The stories I heard were inspiring, they challenged what ‘real learning’ should be about, showed how genuine trust and friendship can be built in a short time between people who are 9 or 90. It really brought home how much we can share skills and experience across generations. There were hugely positive reflections from participants, using performance and theatre let everyone involved really be themselves. It’s clear that these projects have immense value and genuinely affect people’s lives.
One of the questions we discussed after the presentations, however, was how that value can be captured. Project facilitators across a range of community sectors spend a lot of energy, time and resources on measuring impact. This is needed for fundraising and to tell the rest of us what amazing work they are doing.
But how can you capture the rich emotional responses, stories and the long-lasting impact on people’s lives that can’t necessarily be measured in a way that easily fits into a database?
There is no doubt about the need to find innovative ways to collect evidence that can demonstrate the valuable and nuanced impact of great work that is happening. At Happy City, our ongoing work is focused on developing measurement tools for understanding people’s wellbeing. These succeed in capturing many of the positive impacts that Wellbeing initiatives bring that other, more financially focused systems, often miss.
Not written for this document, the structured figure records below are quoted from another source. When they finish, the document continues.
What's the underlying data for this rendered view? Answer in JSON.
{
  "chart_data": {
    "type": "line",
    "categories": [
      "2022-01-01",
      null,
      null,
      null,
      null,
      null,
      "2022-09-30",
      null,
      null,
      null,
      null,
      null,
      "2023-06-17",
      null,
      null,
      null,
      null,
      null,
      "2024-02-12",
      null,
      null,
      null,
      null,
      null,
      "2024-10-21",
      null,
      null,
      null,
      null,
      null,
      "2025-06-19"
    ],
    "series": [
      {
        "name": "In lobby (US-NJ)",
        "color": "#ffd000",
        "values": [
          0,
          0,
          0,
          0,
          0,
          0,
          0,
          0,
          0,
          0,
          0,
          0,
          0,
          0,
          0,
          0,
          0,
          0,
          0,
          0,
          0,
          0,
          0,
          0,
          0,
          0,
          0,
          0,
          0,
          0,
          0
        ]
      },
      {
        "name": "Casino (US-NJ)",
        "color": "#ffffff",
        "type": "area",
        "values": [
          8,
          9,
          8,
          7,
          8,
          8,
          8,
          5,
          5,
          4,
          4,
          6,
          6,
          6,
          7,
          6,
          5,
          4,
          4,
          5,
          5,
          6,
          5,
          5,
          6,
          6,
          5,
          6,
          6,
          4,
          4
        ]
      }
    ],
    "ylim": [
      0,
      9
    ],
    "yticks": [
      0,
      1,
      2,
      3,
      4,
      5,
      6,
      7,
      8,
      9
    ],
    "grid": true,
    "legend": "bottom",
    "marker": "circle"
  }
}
Our Happy City Pulse, for instance, measures a broad range of wellbeing elements, including peoples connection, their sense of belonging, their optimism, sense of worth, resilience and peace of mind… However, I do think that there are some immeasurable ‘happiness’ impacts that are just that: immeasurable.
Of course we need to be able to see how projects doing good stuff succeed and help them get the vital funding they need.
The way to do this is to communicate their value by providing hard evidence of impact. But we can’t, and maybe we shouldn’t try to, turn everything into data. Could it also be worth looking at more experimental, more playful, methods for recognising value? One reason I’m glad to be working with Happy City is I share the belief that we need to challenge the notion of value at its heart. Happy City’s development of measurement tools such as WellWorth lets organisations show the wider social value of wellbeing benefits. It is through such innovation that we can move toward a society where social, environmental and cultural impact are valued just as much – if not more! – than financial capital.